Unser Gastautor Don Arrigone knöpft sich diesmal XENOBLADE CHRONICLES X vor, das mit einer üppigen, detailliert gestalteten Welt und zahllosen Nebenaufträgen zur Erkundung lockt. Don berichtet von seinen Erfahrungen in New L.A., geht auf Stärken und Schwächen des JRPGs ein – und bemüht sich nebenher, das Spiel in die komplizierte XENOSAGA einzuordnen:


XENOBLADE CHRONICLES X für die WII U ist ein Ableger von XENOBLADE CHRONICLES, jedoch nicht dessen Fortsetzung (XENOBLADE CHRONICLES 2), sondern ein scheinbar unabhängiger Stand-Alone-Titel. Gemeinsam sind sie Teil der XENO-Serie, die mit XENOGEARS auf der Playstation 1 begann. Das stellte damals Episode V einer geplanten Reihe dar, die jedoch bis auf einen Teil, eben XENOGEARS, nie verwirklicht werden konnte. XENOBLADE CHRONICLES X würde allerdings an den Beginn dieser Reihe passen und hat Parallelen zur nie entwickelten Episode I. Zudem suggeriert das Ende, daß zwei Charaktere von XENOBLADE CHRONICLES X ebenso Teil der XENOSAGA-Reihe sind. Die XENOSAGA-Reihe war auf sechs Episoden angelegt, wurde dann aber auf drei gekürzt. XENOSAGA passt nicht in das Episodenschema von XENOGEARS, dennoch gibt es potenzielle Verbindungen. Was das bedeutet? Einerseits, daß die XENO-Teile wohl keine schlüssige Timeline haben, sondern nur wiederkehrende Topoi. Andererseits, dass Fans, die unbedingt eine Timeline haben wollen, bis zum Ende aller Tage spekulieren und streiten können. Ein bisschen wie bei LEGEND OF ZELDA, vielleicht noch ein wenig komplizierter.
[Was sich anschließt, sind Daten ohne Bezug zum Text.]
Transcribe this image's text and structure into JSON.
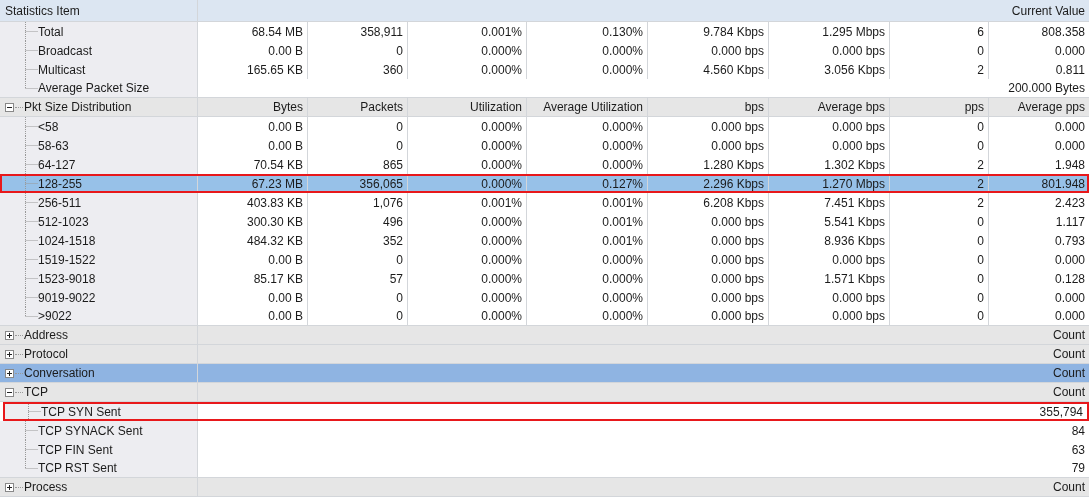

XENOBLADE CHRONICLES X beginnt mit einem schlechten Tag für die Menschheit. Verfeindete Alienrassen haben sich ausgerechnet die unmittelbare Umgebung der Erde ausgesucht, um ihren Konflikt möglichst martialisch auszufechten. Die Erde geht dabei als Kollateralschaden in die Brüche, die Menschen versuchen in gewaltigen Rettungsschiffen zu fliehen. Eines dieser Schiffe ist die White Whale. Sie kann tatsächlich dem intergalaktischen Schlachtfeld entkommen und beginnt damit ihre zweijährige Odyssee durch den Weltraum. Zeit zum Aufatmen bleibt wenig: Eine der Alienrassen hat die Menschheit auf Schritt und Tritt verfolgt, stößt auf die White Whale und beginnt sogleich ihr Bombardement. Glücklicherweise liegt der Planet Mira ums Eck, auf dem das Raumschiff notlanden kann. Obendrein hat dieser Planet sogar eine für Menschen verträgliche Atmosphäre, weswegen einem Neuanfang der Spezies wenig im Wege steht. Von ihrer Hauptstadt New L.A. aus wollen die Überlebenden nun den Planeten erkunden und kolonisieren.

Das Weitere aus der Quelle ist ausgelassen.